La délégation s'est ensuite rendue à la Préfecture pour une séance de travail avec le Préfet de la Menoua, afin d'aligner les priorités municipales sur les orientations administratives.

Mobilisation générale et défi de la propreté

L’après-midi a été marqué par l'Assemblée Générale du personnel communal, la première présidée par le Professeur Emile Temgoua. Introduit par le Secrétaire Général, François Kenfack, le maire par intérim a délivré un discours de mobilisation ferme.

Le nouveau chef de l'exécutif a insisté sur plusieurs piliers : l’assainissement financier (salaires), la qualité de l’accueil des usagers et le rétablissement de la confiance citoyenne. « Chaque chef de service doit battre le rappel de ses troupes », a-t-il martelé, rappelant que le salaire est la contrepartie d'un travail effectif et productif.

Le maire a conclu sur une note d'urgence : l'insalubrité. « Dschang est sale, et cela nous interpelle tous », a-t-il déclaré, faisant de l'assainissement sa priorité absolue. À cet effet, il a annoncé le lancement du concours de la « ville la plus propre », avec l'ambition claire de voir Dschang monter sur la plus haute marche du podium national.

L’Œil de Komiaza : marquer son passage à la tête de l’exécutif municipal.

Le Professeur Émile Temgoua ne s’offre pas de round d’observation.
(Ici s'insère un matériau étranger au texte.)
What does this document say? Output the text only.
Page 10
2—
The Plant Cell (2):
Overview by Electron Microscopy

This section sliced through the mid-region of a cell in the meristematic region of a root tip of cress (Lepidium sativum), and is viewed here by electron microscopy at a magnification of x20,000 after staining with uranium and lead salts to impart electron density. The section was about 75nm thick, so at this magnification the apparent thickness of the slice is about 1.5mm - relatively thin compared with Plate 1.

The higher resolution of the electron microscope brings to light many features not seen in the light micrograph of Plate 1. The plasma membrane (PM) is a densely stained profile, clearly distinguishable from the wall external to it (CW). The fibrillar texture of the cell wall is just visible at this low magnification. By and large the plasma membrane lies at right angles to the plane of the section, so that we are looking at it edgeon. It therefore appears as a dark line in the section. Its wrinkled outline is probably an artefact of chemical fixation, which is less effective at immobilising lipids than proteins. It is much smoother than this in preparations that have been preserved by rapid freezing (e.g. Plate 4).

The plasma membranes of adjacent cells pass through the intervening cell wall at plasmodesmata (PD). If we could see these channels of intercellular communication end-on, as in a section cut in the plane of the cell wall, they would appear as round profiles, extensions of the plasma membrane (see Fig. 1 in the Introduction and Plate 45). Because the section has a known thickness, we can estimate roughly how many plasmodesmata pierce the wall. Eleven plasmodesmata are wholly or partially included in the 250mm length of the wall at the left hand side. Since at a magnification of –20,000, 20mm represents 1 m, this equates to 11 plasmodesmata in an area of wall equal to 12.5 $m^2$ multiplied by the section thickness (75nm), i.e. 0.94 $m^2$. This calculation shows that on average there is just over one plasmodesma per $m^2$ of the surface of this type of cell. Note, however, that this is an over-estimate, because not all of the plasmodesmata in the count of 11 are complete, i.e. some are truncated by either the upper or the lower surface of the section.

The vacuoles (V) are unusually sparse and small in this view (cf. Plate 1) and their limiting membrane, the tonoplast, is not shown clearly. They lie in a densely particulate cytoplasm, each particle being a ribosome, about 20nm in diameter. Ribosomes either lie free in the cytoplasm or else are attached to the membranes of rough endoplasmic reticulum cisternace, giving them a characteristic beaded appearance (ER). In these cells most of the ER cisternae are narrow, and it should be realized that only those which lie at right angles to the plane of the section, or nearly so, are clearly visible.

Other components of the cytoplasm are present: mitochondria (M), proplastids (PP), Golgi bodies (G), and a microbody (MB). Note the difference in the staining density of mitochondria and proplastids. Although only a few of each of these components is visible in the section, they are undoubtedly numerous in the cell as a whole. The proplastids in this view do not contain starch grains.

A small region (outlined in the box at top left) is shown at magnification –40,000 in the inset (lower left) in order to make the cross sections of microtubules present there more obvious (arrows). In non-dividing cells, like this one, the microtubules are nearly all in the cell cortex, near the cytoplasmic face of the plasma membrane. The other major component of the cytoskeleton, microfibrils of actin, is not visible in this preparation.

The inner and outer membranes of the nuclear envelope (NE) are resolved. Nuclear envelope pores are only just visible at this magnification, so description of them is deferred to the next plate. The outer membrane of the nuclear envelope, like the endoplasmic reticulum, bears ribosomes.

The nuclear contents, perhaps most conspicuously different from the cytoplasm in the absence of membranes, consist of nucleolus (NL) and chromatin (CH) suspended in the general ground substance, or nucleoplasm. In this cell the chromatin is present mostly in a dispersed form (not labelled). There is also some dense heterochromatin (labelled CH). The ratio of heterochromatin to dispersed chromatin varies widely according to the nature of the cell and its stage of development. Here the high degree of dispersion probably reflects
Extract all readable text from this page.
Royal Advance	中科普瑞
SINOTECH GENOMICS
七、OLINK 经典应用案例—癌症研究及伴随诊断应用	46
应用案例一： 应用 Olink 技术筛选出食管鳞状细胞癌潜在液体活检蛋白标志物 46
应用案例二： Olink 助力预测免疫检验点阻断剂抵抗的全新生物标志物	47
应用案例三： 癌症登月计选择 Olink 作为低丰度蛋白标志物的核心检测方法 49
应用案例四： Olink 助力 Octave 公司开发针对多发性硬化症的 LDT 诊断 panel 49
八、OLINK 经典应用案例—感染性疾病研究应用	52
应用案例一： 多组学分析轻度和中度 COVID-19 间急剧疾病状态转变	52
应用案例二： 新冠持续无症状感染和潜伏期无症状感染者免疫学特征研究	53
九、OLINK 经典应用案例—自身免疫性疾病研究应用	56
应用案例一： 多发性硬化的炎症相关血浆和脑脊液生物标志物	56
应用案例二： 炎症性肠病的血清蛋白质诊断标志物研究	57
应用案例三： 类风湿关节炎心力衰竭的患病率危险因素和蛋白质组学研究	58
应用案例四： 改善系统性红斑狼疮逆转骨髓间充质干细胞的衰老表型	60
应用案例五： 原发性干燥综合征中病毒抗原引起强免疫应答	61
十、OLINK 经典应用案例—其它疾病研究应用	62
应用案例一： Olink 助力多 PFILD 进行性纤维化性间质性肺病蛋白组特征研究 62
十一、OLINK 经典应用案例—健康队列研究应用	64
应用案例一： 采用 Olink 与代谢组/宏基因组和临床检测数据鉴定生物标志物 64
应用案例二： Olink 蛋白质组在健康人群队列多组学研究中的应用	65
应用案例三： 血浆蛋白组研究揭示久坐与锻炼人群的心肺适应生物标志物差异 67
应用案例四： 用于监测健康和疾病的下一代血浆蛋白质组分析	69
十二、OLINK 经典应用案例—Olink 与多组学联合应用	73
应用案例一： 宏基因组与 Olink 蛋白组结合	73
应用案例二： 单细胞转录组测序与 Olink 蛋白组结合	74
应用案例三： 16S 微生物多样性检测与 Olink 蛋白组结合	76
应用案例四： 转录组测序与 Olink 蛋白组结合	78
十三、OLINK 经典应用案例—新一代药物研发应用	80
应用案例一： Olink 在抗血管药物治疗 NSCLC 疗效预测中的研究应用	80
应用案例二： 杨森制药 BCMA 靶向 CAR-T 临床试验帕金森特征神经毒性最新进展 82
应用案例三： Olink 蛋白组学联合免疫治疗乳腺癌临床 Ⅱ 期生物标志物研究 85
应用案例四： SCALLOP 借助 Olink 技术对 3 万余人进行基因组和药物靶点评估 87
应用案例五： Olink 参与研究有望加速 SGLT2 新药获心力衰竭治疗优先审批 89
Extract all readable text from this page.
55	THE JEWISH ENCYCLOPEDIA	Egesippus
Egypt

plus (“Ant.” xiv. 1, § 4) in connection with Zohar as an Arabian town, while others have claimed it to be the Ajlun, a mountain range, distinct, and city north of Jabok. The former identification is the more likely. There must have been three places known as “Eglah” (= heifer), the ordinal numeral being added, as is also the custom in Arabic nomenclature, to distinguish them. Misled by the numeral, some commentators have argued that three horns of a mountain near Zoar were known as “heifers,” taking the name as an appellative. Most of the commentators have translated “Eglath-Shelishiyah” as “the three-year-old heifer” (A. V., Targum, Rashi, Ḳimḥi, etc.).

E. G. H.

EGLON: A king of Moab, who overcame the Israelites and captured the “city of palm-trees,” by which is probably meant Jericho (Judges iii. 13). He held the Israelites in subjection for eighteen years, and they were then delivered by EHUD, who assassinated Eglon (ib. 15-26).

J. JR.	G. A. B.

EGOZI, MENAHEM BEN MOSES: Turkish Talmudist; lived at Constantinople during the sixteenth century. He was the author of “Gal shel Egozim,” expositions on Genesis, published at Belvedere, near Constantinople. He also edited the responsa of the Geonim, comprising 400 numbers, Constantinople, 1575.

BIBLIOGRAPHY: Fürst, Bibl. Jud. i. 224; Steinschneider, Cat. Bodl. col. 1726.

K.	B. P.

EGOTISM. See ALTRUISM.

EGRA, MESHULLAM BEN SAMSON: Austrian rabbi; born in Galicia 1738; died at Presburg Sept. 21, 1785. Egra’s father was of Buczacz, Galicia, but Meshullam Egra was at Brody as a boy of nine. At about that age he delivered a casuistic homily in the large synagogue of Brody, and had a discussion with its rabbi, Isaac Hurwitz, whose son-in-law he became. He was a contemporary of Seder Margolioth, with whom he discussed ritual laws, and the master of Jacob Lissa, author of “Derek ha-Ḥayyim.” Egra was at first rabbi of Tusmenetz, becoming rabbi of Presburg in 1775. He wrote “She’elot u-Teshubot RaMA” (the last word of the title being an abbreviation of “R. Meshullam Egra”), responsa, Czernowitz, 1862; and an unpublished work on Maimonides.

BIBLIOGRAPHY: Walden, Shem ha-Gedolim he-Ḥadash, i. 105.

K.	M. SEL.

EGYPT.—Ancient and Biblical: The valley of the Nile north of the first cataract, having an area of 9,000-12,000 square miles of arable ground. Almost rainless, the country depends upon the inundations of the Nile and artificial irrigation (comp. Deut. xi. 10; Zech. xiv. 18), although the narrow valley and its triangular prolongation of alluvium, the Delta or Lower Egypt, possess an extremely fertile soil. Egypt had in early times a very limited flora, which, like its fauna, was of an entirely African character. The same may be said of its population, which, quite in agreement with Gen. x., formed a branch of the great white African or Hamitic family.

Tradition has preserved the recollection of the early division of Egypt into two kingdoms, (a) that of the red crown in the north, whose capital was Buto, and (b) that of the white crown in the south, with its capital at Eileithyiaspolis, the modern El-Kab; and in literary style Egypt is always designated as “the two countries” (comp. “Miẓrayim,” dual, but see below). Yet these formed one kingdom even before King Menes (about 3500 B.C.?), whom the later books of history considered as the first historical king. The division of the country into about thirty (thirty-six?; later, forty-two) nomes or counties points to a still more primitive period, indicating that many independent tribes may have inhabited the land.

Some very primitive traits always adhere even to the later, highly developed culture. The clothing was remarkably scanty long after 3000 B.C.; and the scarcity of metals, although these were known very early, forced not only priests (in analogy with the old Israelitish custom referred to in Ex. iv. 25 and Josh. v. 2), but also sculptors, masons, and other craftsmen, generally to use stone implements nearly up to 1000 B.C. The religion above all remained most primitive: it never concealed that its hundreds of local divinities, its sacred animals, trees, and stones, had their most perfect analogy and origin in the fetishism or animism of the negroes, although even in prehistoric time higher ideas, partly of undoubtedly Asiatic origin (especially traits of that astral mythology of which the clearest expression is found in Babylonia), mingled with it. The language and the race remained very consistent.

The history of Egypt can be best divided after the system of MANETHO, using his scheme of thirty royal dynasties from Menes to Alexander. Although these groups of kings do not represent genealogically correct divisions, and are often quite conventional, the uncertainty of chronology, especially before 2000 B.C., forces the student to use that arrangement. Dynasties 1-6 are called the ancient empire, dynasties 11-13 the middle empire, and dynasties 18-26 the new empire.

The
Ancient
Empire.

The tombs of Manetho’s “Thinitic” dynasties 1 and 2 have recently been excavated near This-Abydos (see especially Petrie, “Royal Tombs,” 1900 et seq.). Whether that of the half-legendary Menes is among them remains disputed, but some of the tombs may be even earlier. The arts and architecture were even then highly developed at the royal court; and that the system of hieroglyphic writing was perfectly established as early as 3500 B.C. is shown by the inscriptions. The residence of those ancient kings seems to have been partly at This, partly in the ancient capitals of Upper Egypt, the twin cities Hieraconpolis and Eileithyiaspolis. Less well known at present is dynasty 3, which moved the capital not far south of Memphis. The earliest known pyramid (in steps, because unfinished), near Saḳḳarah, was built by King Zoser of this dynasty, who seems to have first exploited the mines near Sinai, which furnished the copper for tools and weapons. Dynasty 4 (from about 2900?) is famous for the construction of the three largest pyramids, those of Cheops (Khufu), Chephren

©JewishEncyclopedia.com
En succédant à Jacquis Kemleu dans un contexte marqué par le deuil et l'urgence des sinistres récents, le nouveau maire choisit la stratégie du mouvement perpétuel. Ce « rappel des troupes » n'est pas qu'administratif, il est éminemment politique : en affichant une proximité immédiate avec le FEICOM, il rassure sur la continuité des grands chantiers. Mais le véritable défi sera humain. En liant frontalement la productivité des agents au paiement des salaires et en pointant l'insalubrité criante, il pose un diagnostic sans complaisance. Passer de « Dschang la sale » à « Dschang sur le podium » demandera plus que des discours : il faudra transformer la culture du service public au sein même de l'Hôtel de ville. Le baptême du feu ne fait que commencer.